Sample-based strategy without weight sharing is simpler than strategies with weight sharing. We show how to define your strategy here with DFS as an example.
from autogllight.nas.algorithm.base import BaseNAS
class RandomSearch(BaseNAS):
# Get the number of samples at initialization
def __init__(self, n_sample):
super().__init__()
self.n_sample = n_sample
# The key process in the NAS algorithm is, search for an architecture given space, dataset and estimator
def search(self, space: BaseSpace, dset, estimator):
self.estimator=estimator
self.dataset=dset
self.space=space
self.nas_modules = []
k2o = get_module_order(self.space)
# collect all mutables in the space
replace_layer_choice(self.space, PathSamplingLayerChoice, self.nas_modules)
replace_input_choice(self.space, PathSamplingInputChoice, self.nas_modules)
# sort all mutables with given orders
self.nas_modules = sort_replaced_module(k2o, self.nas_modules)
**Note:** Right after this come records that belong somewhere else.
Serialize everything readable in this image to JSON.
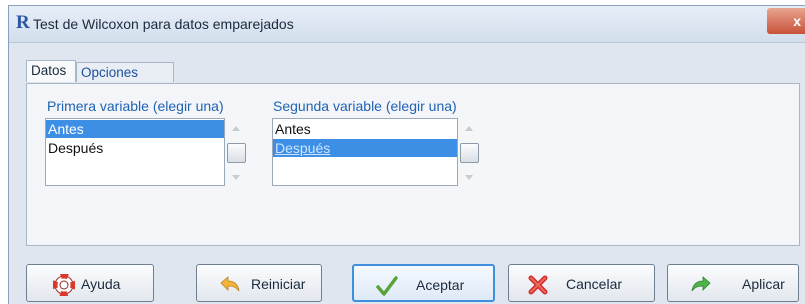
{
  "window": {
    "title": "Test de Wilcoxon para datos emparejados",
    "close_label": "x"
  },
  "tabs": [
    {
      "label": "Datos",
      "active": true
    },
    {
      "label": "Opciones",
      "active": false
    }
  ],
  "first_variable": {
    "label": "Primera variable (elegir una)",
    "items": [
      "Antes",
      "Después"
    ],
    "selected": "Antes"
  },
  "second_variable": {
    "label": "Segunda variable (elegir una)",
    "items": [
      "Antes",
      "Después"
    ],
    "selected": "Después"
  },
  "buttons": {
    "help": "Ayuda",
    "reset": "Reiniciar",
    "ok": "Aceptar",
    "cancel": "Cancelar",
    "apply": "Aplicar"
  },
  "icons": {
    "app": "r-logo-icon",
    "help": "lifebuoy-icon",
    "reset": "back-arrow-icon",
    "ok": "checkmark-icon",
    "cancel": "red-x-icon",
    "apply": "green-forward-arrow-icon"
  },
  "colors": {
    "accent": "#3d8fe6",
    "label_blue": "#1f63b5",
    "window_bg": "#dfe6ef",
    "close_red": "#c9513a"
  }
}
# get a dict containing all choices
selection_range={}
for k,v in self.nas_modules:
selection_range[k]=len(v)
self.selection_dict=selection_range
arch_perfs=[]
# define DFS process
self.selection = {}
last_k = list(self.selection_dict.keys())[-1]
def dfs():
for k,v in self.selection_dict.items():
if not k in self.selection:
for i in range(v):
self.selection[k] = i
if k == last_k:
# evaluate an architecture
self.arch=space.parse_model(self.selection,self.device)
metric,loss=self._infer(mask='val')
arch_perfs.append([metric, self.selection.copy()])
else:
dfs()
del self.selection[k]
break
dfs()
# get the architecture with the best performance
selection=arch_perfs[np.argmax([x[0] for x in arch_perfs])][1]
arch=space.parse_model(selection,self.device)
return arch
Different search strategies should be combined with different search spaces and estimators in usage. Most search spaces, search strategies, and estimators are compatible.